While there were continuing doubts about the funding stance of the US, under heavy Congressional pressure to cut the aid because of Hamas's new majority role in the parliament, there remained optimism among Palestinian officials that European aid would not be cut off from the authority before - or probably after - Mr Abbas and Hamas agree on the formation of a new government.

Diplomats opposed to cutting off aid will argue in Brussels and London today that it would be a waste of the $6bn of Western taxpayers' money spent on maintaining the Palestinian institutions since they were established a decade ago. It would also be counter-productive to threaten an authority which employs 137,000 people, including around 70,000 in security-related jobs.

Haaretz reported last night that Israel would not remit to the PA this month's £24m VAT and customs duties which it collects on the Authority's behalf - while deferring a decision on whether to do so in future.

The move came as Benjamin Netanyahu, leader of the right-wing Likud, tried to turn the Palestinian duties into an issue in the Israeli elections. Comparing Hamas's victory to the rise of Nazi Germany, he said the money should not be transferred and added: "When Hitler rose to power, it was said that ruling would moderate him."

The German Chancellor Angela Merkel's warning in Israel yesterday that the EU would not "directly" fund a Hamas-run PA appeared to leave open the possibility of continued payments through the United Nations, which anyway accounts for most EU funding.

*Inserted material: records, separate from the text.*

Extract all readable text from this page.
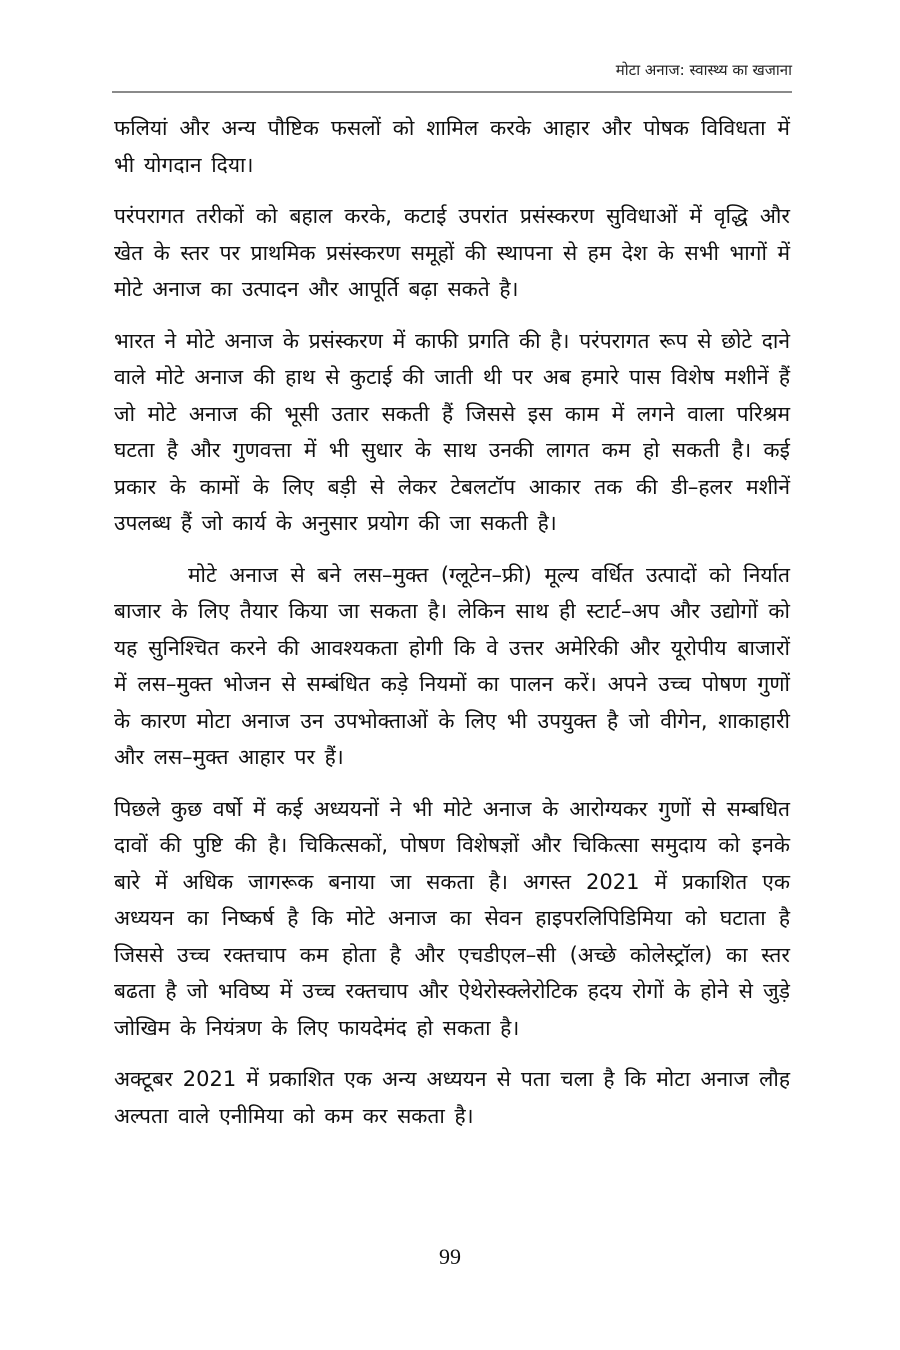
मोटा अनाज: स्वास्थ्य का खजाना

फलियां और अन्य पौष्टिक फसलों को शामिल करके आहार और पोषक विविधता में भी योगदान दिया।

परंपरागत तरीकों को बहाल करके, कटाई उपरांत प्रसंस्करण सुविधाओं में वृद्धि और खेत के स्तर पर प्राथमिक प्रसंस्करण समूहों की स्थापना से हम देश के सभी भागों में मोटे अनाज का उत्पादन और आपूर्ति बढ़ा सकते है।

भारत ने मोटे अनाज के प्रसंस्करण में काफी प्रगति की है। परंपरागत रूप से छोटे दाने वाले मोटे अनाज की हाथ से कुटाई की जाती थी पर अब हमारे पास विशेष मशीनें हैं जो मोटे अनाज की भूसी उतार सकती हैं जिससे इस काम में लगने वाला परिश्रम घटता है और गुणवत्ता में भी सुधार के साथ उनकी लागत कम हो सकती है। कई प्रकार के कामों के लिए बड़ी से लेकर टेबलटॉप आकार तक की डी–हलर मशीनें उपलब्ध हैं जो कार्य के अनुसार प्रयोग की जा सकती है।

मोटे अनाज से बने लस–मुक्त (ग्लूटेन–फ्री) मूल्य वर्धित उत्पादों को निर्यात बाजार के लिए तैयार किया जा सकता है। लेकिन साथ ही स्टार्ट–अप और उद्योगों को यह सुनिश्चित करने की आवश्यकता होगी कि वे उत्तर अमेरिकी और यूरोपीय बाजारों में लस–मुक्त भोजन से सम्बंधित कड़े नियमों का पालन करें। अपने उच्च पोषण गुणों के कारण मोटा अनाज उन उपभोक्ताओं के लिए भी उपयुक्त है जो वीगेन, शाकाहारी और लस–मुक्त आहार पर हैं।

पिछले कुछ वर्षो में कई अध्ययनों ने भी मोटे अनाज के आरोग्यकर गुणों से सम्बधित दावों की पुष्टि की है। चिकित्सकों, पोषण विशेषज्ञों और चिकित्सा समुदाय को इनके बारे में अधिक जागरूक बनाया जा सकता है। अगस्त 2021 में प्रकाशित एक अध्ययन का निष्कर्ष है कि मोटे अनाज का सेवन हाइपरलिपिडिमिया को घटाता है जिससे उच्च रक्तचाप कम होता है और एचडीएल–सी (अच्छे कोलेस्ट्रॉल) का स्तर बढता है जो भविष्य में उच्च रक्तचाप और ऐथेरोस्क्लेरोटिक हदय रोगों के होने से जुड़े जोखिम के नियंत्रण के लिए फायदेमंद हो सकता है।

अक्टूबर 2021 में प्रकाशित एक अन्य अध्ययन से पता चला है कि मोटा अनाज लौह अल्पता वाले एनीमिया को कम कर सकता है।

99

One proposal is to let the presidency under Mr Abbas be the conduit for the funding - thus preserving the protocol of not directly providing cash to Hamas-controlled ministries. Palestinian officials currently expect Hamas to accept Mr Abbas's stated intention to maintain control of the security services.

Though the possibility remains that Ishmail Haniya, the Gaza-based leading Hamas candidate, could be named as Prime Minister, the government is likely to contain a number of "technocratic" figures who are not Hamas members. These seem almost certain to include, as Foreign Minister, Ziad Abu Amr, an independent academic who was nevertheless elected to the parliament with Hamas backing.

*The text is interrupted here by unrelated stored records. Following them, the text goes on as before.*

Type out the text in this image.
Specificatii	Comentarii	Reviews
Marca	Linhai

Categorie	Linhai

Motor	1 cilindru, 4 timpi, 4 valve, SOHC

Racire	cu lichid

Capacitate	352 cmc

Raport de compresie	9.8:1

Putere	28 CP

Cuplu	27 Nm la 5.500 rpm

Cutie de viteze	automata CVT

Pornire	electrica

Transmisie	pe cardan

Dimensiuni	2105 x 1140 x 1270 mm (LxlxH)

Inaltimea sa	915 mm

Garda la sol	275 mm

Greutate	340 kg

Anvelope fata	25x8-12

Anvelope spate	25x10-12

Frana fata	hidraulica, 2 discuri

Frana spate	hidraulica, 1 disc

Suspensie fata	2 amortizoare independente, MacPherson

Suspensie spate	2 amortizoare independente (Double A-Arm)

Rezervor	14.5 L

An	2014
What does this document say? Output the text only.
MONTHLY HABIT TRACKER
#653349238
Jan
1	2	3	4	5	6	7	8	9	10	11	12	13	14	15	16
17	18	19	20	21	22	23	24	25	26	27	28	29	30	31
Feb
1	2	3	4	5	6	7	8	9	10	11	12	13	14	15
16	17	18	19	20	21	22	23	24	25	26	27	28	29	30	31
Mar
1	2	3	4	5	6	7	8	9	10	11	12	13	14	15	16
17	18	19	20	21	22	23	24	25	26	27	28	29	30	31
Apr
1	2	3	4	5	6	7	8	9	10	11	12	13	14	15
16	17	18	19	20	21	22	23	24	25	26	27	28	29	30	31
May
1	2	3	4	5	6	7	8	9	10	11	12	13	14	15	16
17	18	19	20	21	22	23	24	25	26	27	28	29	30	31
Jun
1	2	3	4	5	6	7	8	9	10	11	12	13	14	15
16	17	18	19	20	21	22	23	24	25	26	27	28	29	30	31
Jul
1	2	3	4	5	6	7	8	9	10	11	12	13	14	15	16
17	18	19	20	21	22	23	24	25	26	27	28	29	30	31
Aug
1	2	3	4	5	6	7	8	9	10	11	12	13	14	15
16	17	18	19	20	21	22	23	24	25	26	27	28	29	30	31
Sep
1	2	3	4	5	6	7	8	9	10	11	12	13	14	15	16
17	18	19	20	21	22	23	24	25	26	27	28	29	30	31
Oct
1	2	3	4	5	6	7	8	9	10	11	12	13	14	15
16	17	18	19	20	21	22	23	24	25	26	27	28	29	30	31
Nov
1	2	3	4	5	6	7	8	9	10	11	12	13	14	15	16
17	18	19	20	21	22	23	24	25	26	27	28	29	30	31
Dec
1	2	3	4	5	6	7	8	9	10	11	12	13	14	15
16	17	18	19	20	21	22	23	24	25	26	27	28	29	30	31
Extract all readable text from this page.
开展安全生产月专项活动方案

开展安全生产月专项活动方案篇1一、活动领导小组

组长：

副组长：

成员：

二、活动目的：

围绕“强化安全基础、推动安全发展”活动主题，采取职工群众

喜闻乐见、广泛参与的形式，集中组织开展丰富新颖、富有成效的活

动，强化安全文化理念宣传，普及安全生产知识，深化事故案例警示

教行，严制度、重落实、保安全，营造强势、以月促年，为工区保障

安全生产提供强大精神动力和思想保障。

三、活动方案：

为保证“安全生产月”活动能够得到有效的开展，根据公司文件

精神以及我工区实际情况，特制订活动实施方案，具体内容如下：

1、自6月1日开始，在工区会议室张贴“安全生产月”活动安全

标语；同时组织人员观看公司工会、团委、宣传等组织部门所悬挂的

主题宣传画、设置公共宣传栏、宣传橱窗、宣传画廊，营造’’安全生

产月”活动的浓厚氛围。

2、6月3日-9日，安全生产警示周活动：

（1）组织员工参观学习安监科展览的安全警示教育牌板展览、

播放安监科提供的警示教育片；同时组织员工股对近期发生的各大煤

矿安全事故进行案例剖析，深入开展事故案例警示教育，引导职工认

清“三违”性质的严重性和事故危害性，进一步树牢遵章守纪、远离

Filling the posts has become all the more urgent because of a widespread refusal - at least so far - by former ministers in the defeated Fatah faction to accept Hamas's invitation to join a coalition government.

Mr Abbas is meanwhile coming under pressure from some - highly discontented - "young guard" Fatah figures to follow the example of the Israeli Prime Minister Ariel Sharon and by-pass the organisation's powerful but ageing Central Committee by forming his own party - as Mr Sharon did Kadima - to form a rival organisation to Hamas.

Mr Abbas has been criticised internally for not standing up to the committee, for not tackling corruption by making an example of a handful of politicians responsible for it, and not warning Fatah figures who stood in the elections as independents that they would be expelled. Fatah activists point out that their vote was fatally dispersed by the fact that of 268 independent candidates, 50 per cent were known Fatah politicians.

The discontent - which surfaced in two days of demonstrations by angry Fatah activists in the West Bank and Gaza - is such that one well-informed Palestinian source said that leading "young guard" figures like Mohammed Dahlan and the popular jailed West Bank leader, Marwan Barghouti, might pursue the "Kadima" option even if Mr Abbas refuses to do so.

Mahmoud Zahar, the Hamas leader in Gaza, said in a CNN interview yesterday that the faction would open up a "new channel" through Arab and other Islamic countries - which he said did not include Iran - if funding from the West was cut off. He added: "We are looking for this money, but this money should not be conditioned."

But some Palestinian officials also expect Hamas to adopt an increasingly pragmatic line over the coming months which could even include joining the Palestinian Liberation Organisation which would entail de facto recognition of Israel.